Mizah ve şaka kavramları arasındaki farkları incelemeye çalışacağız, bu hafta. Öyle ya, birbirlerine adeta dirsek temasında olan bu kelimeler, esasen, bambaşka dünyalara kapı aralarlar. Bu ne benzerlik ama bu ne farktır böyle?!
Mizah ve şaka.
Sırasıyla gidelim…
Mizahtaki nükte ve hiciv, kesinlikle ince ve kıvrak bir zekanın eseridir. Yapanı da, anlayanı da, bu işe kıymet vereni de, en azından ortalama derecede zekidir. Çoğunlukla daha fazla ama kesinlikle daha az değil… Kimseyi kırmama düsturu da vardır hem, mizahın içinde. Mizacı insancıldır bir kere! Gülen ve gülümseten, mutlaka da bir parça düşündüren mizahla ne zaman nerede karşılaşsam, gönülden gülümseyip, bir selam gönderirim ona. Demek ki bendeniz de, en az ortalama bir zekaya sahibim yani. Laf aramızda, aslında daha fazlasına sahibim ama “bu cümle de bizzat bir mizah örneğidir” deyip, kişisel bahsi geçelim şimdi. Sırasıyla gidecektik hem!

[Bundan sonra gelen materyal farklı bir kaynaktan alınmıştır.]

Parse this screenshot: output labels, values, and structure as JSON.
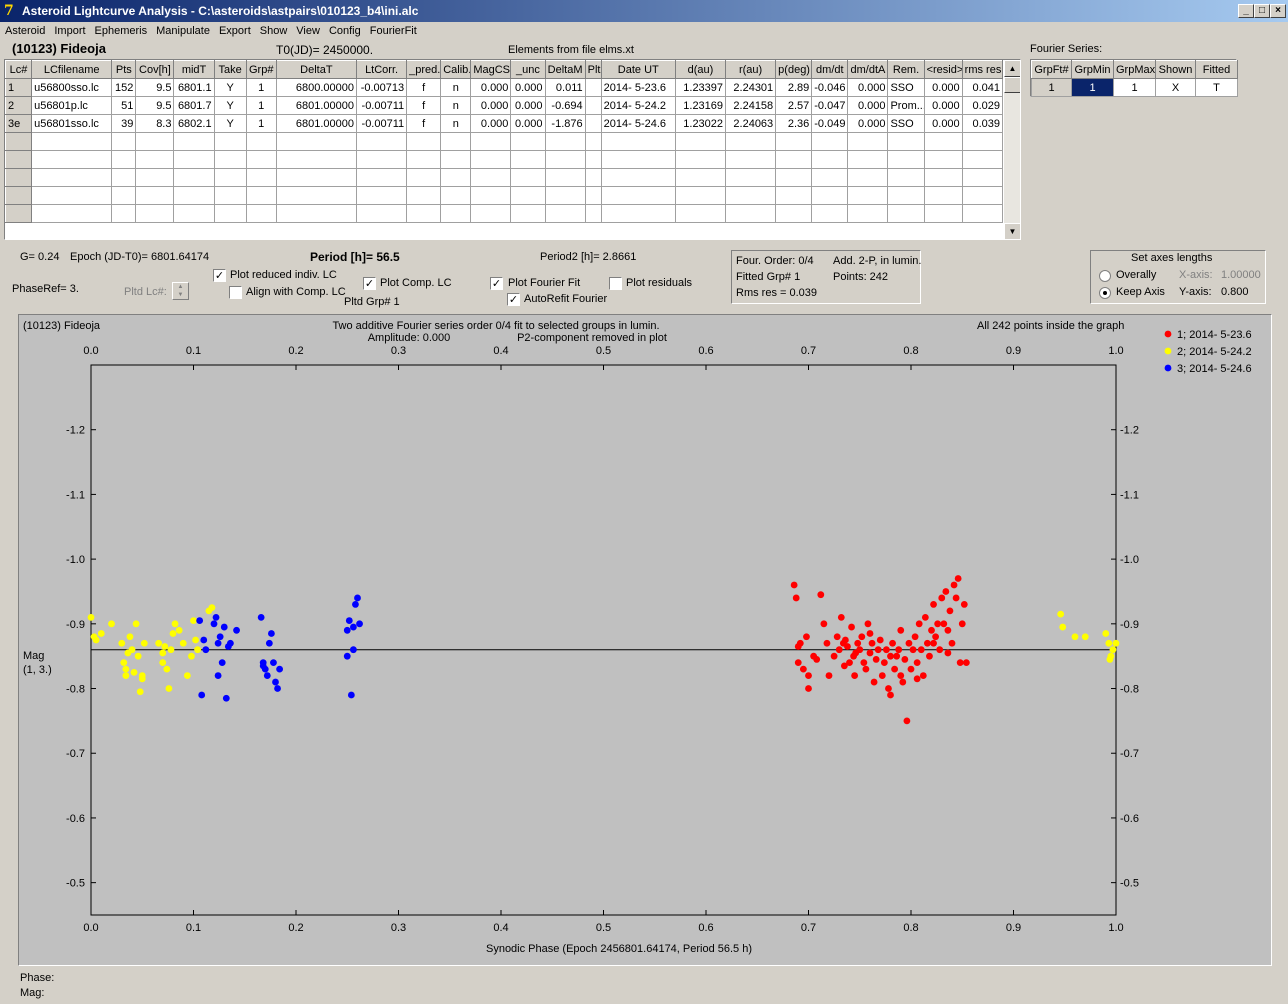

Şimdi sıra, şu ‘şaka’ mevzuunda.
O değil de, kelime anlamlarının sınırlarını esnetip genişletmeyi, pek seviyoruz. Elastikiyet, bir süre sonra laçkalaşmaya başlıyor, bunu yaparken de. Gerçek amacından çoktan uzaklaşıp şaşmış, bal gibi bir kandırma eylemine, ‘şaka’ deyip geçiveriyoruz, mesela. Evet, şaka denilip geçilen, bu, hiç de yüz güldürmeyen, hatta aksine; kalp bile kırabilen nice laubali ve af buyurun zevzekçe edilen sözlere ve yapılan davranışlara, “ama ben şaka yapmıştım” yaklaşımından yana dertliyim. O kandırma ve yanıltma işine de illa bir kılıf ve isim aranacaksa, ‘yalan’ denmeliydi ona, hem. Birisini açıkça yanıltıp, gerçek’ten saptırmaya, tüm bunları yaparken de onu üzmeye ve korkutmaya, ancak yalan sözcüğündeki hainlik ve alçaklık çağrışımları uyup yakışır, çünkü. Ha bir de ‘eşek şakası’ diye bir tanım vardır bakın. Doğru. Bu da uygun. “bütün şakalar, eşeklerden çıkmadır” diyelim o halde… Mizahı ise, bundan çok ayrı bir yerde tutup, “işte o yalnızca akledebilen ve gönül kırmayan insana özgüdür” deriz. Bir kalbi, yalnızca sizi, şeytani bir şekilde gülümseyerek, ‘çat!’ diye kırmaya, geyik yapmak falan da deniliyor tabi, son yıllarda. İşte o geyikler, onu yapanların rüyasına girsin gece, olur mu?
Eşekler, geyikler, şakalar… Bunların hepsi aynı sınıfta. Oysa mizah… O çoktan mezun olmuş, eline ekmeğini almış ve mizacıyla kalpleri; zekasıyla da yüzleri gülümsetiyor.